Wockhardt is working with many international consultants and advisors to establish processes enabling a system of compliance that will meet all regulatory norms and requirements
Singapore: After running into trouble with the US FDA, Indian drug maker Wockhardt has undertaken some bold structural changes in its leadership levels and quality control systems. Surrounded by regulatory crisis related to approvals for exports, the company is now looking at holding meetings with foreign pharma regulators to explain matters to them.
"We have made some leadership changes and have appointed a new, highly experienced, senior professional as our head of quality reporting directly to the managing director," Mr Habil Khorakiwala, chairman, Wockhardt told the media at the 14th annual general meeting of the company on September 2.
He further explained that the company is working with many international consultants and advisors to establish processes enabling a system of compliance that will meet all regulatory norms and requirements. The company is further utilizing the available technology to lay down a system of checks and balances to ensure that operative personnel follow and maintain established processes and protocols.

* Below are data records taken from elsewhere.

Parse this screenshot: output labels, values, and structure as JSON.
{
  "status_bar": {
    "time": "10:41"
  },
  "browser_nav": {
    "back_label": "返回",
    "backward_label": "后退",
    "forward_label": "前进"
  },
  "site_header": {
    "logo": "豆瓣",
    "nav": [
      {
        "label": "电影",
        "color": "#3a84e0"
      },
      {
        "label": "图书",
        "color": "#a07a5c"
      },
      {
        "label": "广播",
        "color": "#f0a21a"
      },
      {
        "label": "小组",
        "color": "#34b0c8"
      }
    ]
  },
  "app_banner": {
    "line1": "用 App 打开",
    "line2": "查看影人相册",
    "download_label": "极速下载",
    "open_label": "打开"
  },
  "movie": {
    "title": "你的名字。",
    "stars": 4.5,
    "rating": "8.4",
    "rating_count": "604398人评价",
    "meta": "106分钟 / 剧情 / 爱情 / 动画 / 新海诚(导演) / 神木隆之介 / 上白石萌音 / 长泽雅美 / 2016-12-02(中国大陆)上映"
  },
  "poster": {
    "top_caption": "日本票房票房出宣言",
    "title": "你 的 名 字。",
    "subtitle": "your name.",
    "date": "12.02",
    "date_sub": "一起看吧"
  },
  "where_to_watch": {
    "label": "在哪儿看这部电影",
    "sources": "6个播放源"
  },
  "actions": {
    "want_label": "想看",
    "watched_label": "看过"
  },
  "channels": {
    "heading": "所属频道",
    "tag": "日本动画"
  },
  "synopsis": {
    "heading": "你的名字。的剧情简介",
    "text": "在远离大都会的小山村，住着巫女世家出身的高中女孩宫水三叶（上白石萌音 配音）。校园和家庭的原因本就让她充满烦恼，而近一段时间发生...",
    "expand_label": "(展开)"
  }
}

"We are also initiating, both internally and externally, a comprehensive compliance training programme for all personnel responsible for manufacturing and quality control," he told the shareholders at the event. In order to put a single system in place, the company will implement all these measures across the organization, he added.
Clarifying the company's stance on the import alert it received from the US FDA over exports from Wockhardt's Waluj plant, Mr Khorakiwala said, "It is a case of oversight and deviation from set processes at an operative and supervisory level. Admittedly, it is an inexcusable lapse but we have taken swift and definitive action, both corrective and pre-emptive."
In the case of the regulatory issues raised against the company's Chikalthana facility in August, he said that the observations raised were not as serious as Waluj. The Chikalthana facility had received '483' observations after the US FDA and the UK Medicines and Healthcare Products Regulatory Agency (MHRA) had conducted inspections there.
The managing director of the company plans to now meet officials from the UK MHRA and US FDA to personally explain this to them.
The company is further considering shifting its products to the nearby Shendra facility that received MHRA clearance. The chairman said that the US regulatory body, FDA will be visiting the manufacturing unit next month for an inspection.